Throughout that school year I had started devouring every piece of information I could find about Marilyn Monroe. Her life began speaking to me in ways I never thought possible. Her desire to be an actress much like mine from childhood, the mentally ill mother and poor family ties like a mirror of my own experiences, her perpetual aloneness, in friendship, relationship, marriage vibrated through me like the bells of Notre Dame. This sparked me to push more and more, I thought to myself 'why can't I change my life that much, also?' This beautiful, hurting orphan girl became this widely loved woman of substance and intelligence, 'who says I'm too old and damaged to reach for just a taste of her heaven?' Just as Marilyn Monroe became a refuge for Norma Jeane, Marilyn became that and so much more for me.

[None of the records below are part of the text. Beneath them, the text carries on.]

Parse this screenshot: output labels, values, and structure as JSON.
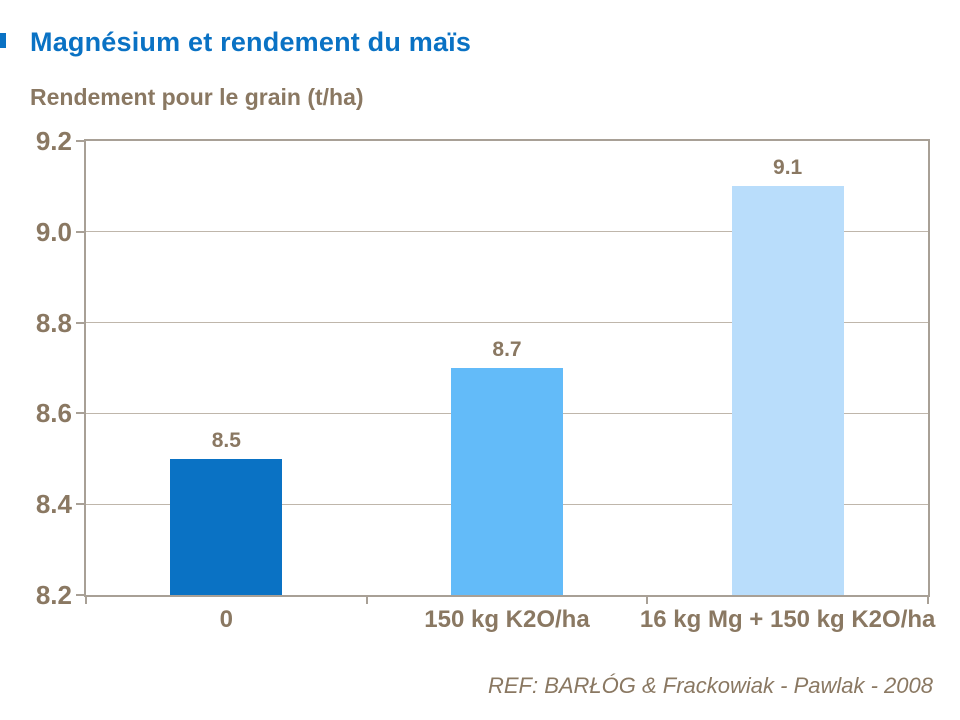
{
  "page": {
    "title": "Magnésium et rendement du maïs",
    "subtitle": "Rendement pour le grain (t/ha)",
    "reference": "REF:  BARŁÓG & Frackowiak - Pawlak - 2008"
  },
  "colors": {
    "title_blue": "#0A72C4",
    "text_brown": "#8A7862",
    "axis_line": "#A8A096",
    "gridline": "#BFB6AB"
  },
  "chart_data": {
    "type": "bar",
    "title": "Magnésium et rendement du maïs",
    "ylabel": "Rendement pour le grain (t/ha)",
    "xlabel": "",
    "categories": [
      "0",
      "150 kg K2O/ha",
      "16 kg Mg + 150 kg K2O/ha"
    ],
    "values": [
      8.5,
      8.7,
      9.1
    ],
    "value_labels": [
      "8.5",
      "8.7",
      "9.1"
    ],
    "bar_colors": [
      "#0A72C4",
      "#63BBF9",
      "#B9DDFB"
    ],
    "ylim": [
      8.2,
      9.2
    ],
    "yticks": [
      8.2,
      8.4,
      8.6,
      8.8,
      9.0,
      9.2
    ],
    "ytick_labels": [
      "8.2",
      "8.4",
      "8.6",
      "8.8",
      "9.0",
      "9.2"
    ],
    "grid": true,
    "legend": false,
    "annotation": "REF:  BARŁÓG & Frackowiak - Pawlak - 2008"
  }
}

Over the last year and a half I have watched myself change before my very eyes. Yes, I've lost another 32 pounds, but that has taken the back burner to something else, something that I feel is so much bigger than the number on my scale (though that's not to say I have changed my fitness goals, merely taken a small break). I made moves to start modeling mostly as an impersonation of Marilyn. If you're going to do something, I believe you must push yourself to the highest level of greatness you can imagine for yourself - a girl has got to start somewhere and I began to make her the very air I breathe. You should have seen how silly I looked practicing facial expressions in the mirror, studying her body language, my fits of excitement when I realized parts of her were always in me, like that damn wiggle walk. I noticed eventually the tears stopped coming the instant I looked in a mirror. I stopped hiding my body in sweaters and jeans. I began to hold my head high as I walked rather than trying to shuffle through places unnoticed. I saw how she frolicked on the beach in 1962 her surgery scars marring her perfect porcelain skin and I stopped constantly tugging at my dress shirts tied over my heavily stretchmarked stomach. I spent an entire summer immersing myself in makeup and hair tricks and techniques, her personal regime, and found myself smiling more often as I stepped out the front door. She made me feel glamorous, she made me feel powerful, bloody well beautiful. Marilyn played a role in saving me from myself.
Currently I am about to enter the last semester of my correctional program and graduate in May (donned in the ever famous JFK birthday dress - how could I resist?). I haven't decided what I'm more excited about - endeavouring towards law school or enlarging my modeling and acting portfolio. I may write a book one day...the best part is I believe I can do all these things. I am proud of who I have become, and yes even where I have come from. I cannot say that my hardships did not make me who I am today, and let me tell you how much I love myself now (hint: a lot). I am chasing my girlhood dreams and having a damn good time doing it as I approach 25 in January, and isn't enjoying every second of the life we have the whole point?
If I can pass on anything at all via this confession it would be this; nix out toxic people from your life, especially those 'frenimies', you'll be happier for it; take care of your body, I don't mean you need to lose weight like I did (unless that makes you happy), just put the right fuel in it, pamper it with yoga or stretching, take vitamins, whatever feeling your best means to you just do it; enjoy every day, every minute of this life - you only get one; and lastly never, ever, ever stop dreaming. Bigger and better things are out there for each and every single one of you who dares to believe your stars aren't numbered.